Mayıs başına kadar , Dolar 1.35 düzeyinde iken , Nominal faizler yüzde 13 iken , görünüşte çok rahat bir ekonomik ortam vardı.. Bu ortamı Sıcak para girişi, özelleştirmeden gelen dövizler ve ihalata bağımlı büyüme sağlamaktaydı.. Düşük kur nedeniyle devlet iç borçların bir kısmına eksi faiz veriyordu ve İç Borçları çok rahat çeviriyordu.
Böyle bir ortama kalıplaşmış anlatımla ‘’ ekmek elden su gölden ‘’ demek gerekir.. Çünkü , gelen döviz bizim döviz değildi.. Sıcak parayı bağlasan durmaz.. Dünyanın hiçbir ülkesinde şimdiye kadar durmadı.. Aldığımız dış borçlarda bizim paramız değildi.. Şimidye kadar herkes dış borcunu ödedi.. Ödemeyenlere müeyyide uygulandı.
Bu nedenledir ki ‘’borç yiyen kesesinden yer.. ‘’ Dış açıkları borçla kapatmanın sonu yoktur..
Eğer dolar kuru, 1.35 yerine , Merkez bankası reel kur endeksinin gösterdiği değerde , 2 lira dolayında olsaydı, dış ticaret açığı ve dolayısıyla cari işlemler açığı da olmazdı.. İhracatçıya malını 2 lira yerine 1.35 liraya sat diyemezsiniz ..

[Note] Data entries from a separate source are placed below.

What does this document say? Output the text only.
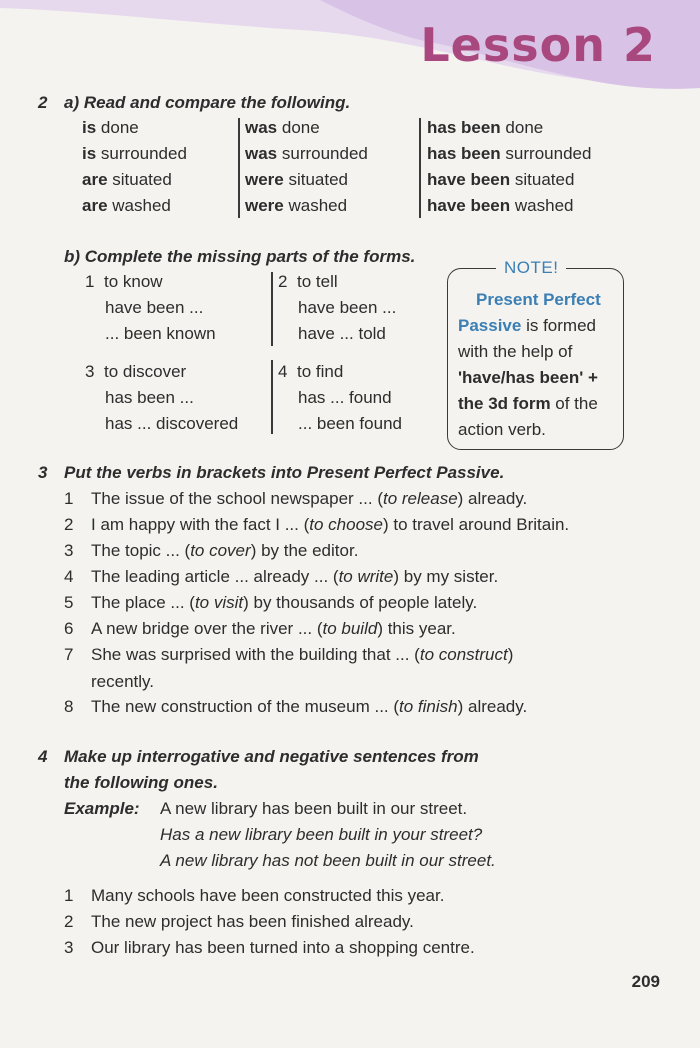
Lesson 2
2 a) Read and compare the following.
is done	was done	has been done
is surrounded	was surrounded	has been surrounded
are situated	were situated	have been situated
are washed	were washed	have been washed
b) Complete the missing parts of the forms.
1 to know
have been ...
... been known
2 to tell
have been ...
have ... told
3 to discover
has been ...
has ... discovered
4 to find
has ... found
... been found
NOTE!
Present Perfect
Passive is formed
with the help of
'have/has been' +
the 3d form of the
action verb.
3 Put the verbs in brackets into Present Perfect Passive.
1 The issue of the school newspaper ... (to release) already.
2 I am happy with the fact I ... (to choose) to travel around Britain.
3 The topic ... (to cover) by the editor.
4 The leading article ... already ... (to write) by my sister.
5 The place ... (to visit) by thousands of people lately.
6 A new bridge over the river ... (to build) this year.
7 She was surprised with the building that ... (to construct)
8 The new construction of the museum ... (to finish) already.
recently.
4 Make up interrogative and negative sentences from
the following ones.
Example: A new library has been built in our street.
Has a new library been built in your street?
A new library has not been built in our street.
1 Many schools have been constructed this year.
2 The new project has been finished already.
3 Our library has been turned into a shopping centre.
209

Resmi anketlere göre , 2001 yılndan bu yana , verimlilik arttı.. Reel ücretler geriledi.. İhracatçı bu avantajları bir süre kullandı.. Artık deniz bitti .. O kadar ki , bu sene Ocak – Mayıs arasında ithalat yüzde 18.9 arttı.. İhracat ise ithalat artışının yarıdan azı kadar , yüzde 8.5 arttı. Sonuçta 5 ayda cari açıkta geçen senenin iki katına çıktı.. Yani döviz giderimiz ile döviz gelirimiz arasındaki fark 5 ayda 16.6 milyar dolar oldu. Bu sene kurlarda yeni bir artış olmazsa , bu açık 30 milyar doları geçer.. Ve biz bu açığı borçla kapatıyoruz..
Üstelik bu defa hem devletin hemde özel sektörün dış borcu arttı.. 2002 yılında özel sektörün dış borcu , 44.6 milyar dolar iken , şimid 100.6 milyar dolara yükseldi. Türkiyenin toplam dış borcu , 185 milyar dolara yükseldi.
Bir ülke dışarıdan borç alınca , içeriye kaynak girişi olur.. Geri ödeyince tersine kaynak çıkışı olur.. Biz şimdi borcu alıp yiyoruz.. Üstelik yatırım yapmak için değil günlük işler ve cari açık için borçlanıyoruz.. Yatırım mallarının toplam ithalat içindeki payı yüzde 17 dolayındadır.. Eğer dış borçla döviz kazandırıcı yatırım yapılsaydı, bu borçlar kendi kendini öderdi..
Kaldı ki , dış borcumuz arttıkça, riskimizde artıyor.. Ve daha yüksek faizle borçlanmak zorunda kalıyoruz.
Öte yandan, hayatımız , döviz – kur ve faiz’ üçgeni içine hapsedildi.. Ekonomiyi finans sektöründen ibaret sanıyoruz.. Daha doğrusu IMF ve onu temsil edenler , yerli – yabancı IMF sözcüleri ,toplumu illuzyona soktu..
Bu ülkenin bir de reel sektör gerçeği var.. Madem mayıs öncesi faiz- kur dengesi sağlanmıştı , Sermaye piyasası uçuyordu , reel sektör neden sıkıntıya girdi ? Tekstil ve Turizmden sonra , İnşaat sektöründe de durgunluk başladı.
Zaten Gerek hükümetin ve gerek ekonomi yönetiminin ve özellikle de devlet içinde devlet olan IMF’nin gündemi içersinde Ülkenin yüzde doksanını oluşturan , Çiftçinin , işçinin ve esnafın hiçbir zaman yeri olmadı.. Yoksulluk ve işsizliğin yer aldığı bir ekonomik progamda mevcut değildir..Yönetenler için ‘’bir lokma bir hırka ‘’ felsefesini istismar etmek bu kesimleri dışlamaya yetiyorda.. Artıyorda..
Özetle , Dünyada ,el parasıyla , borçla , harçla sağlanan pembe yaşamı sığdıracağımız bir resim tuvalı yoktur.. Devamlı olumlu beklentilerle işi yönetmenin de sonu yoktur.. Gerçekleri biz görmezsek , sonunda piyasa dinamikleri veya umudu kalmayanlar eninde sonunda bize gösterir.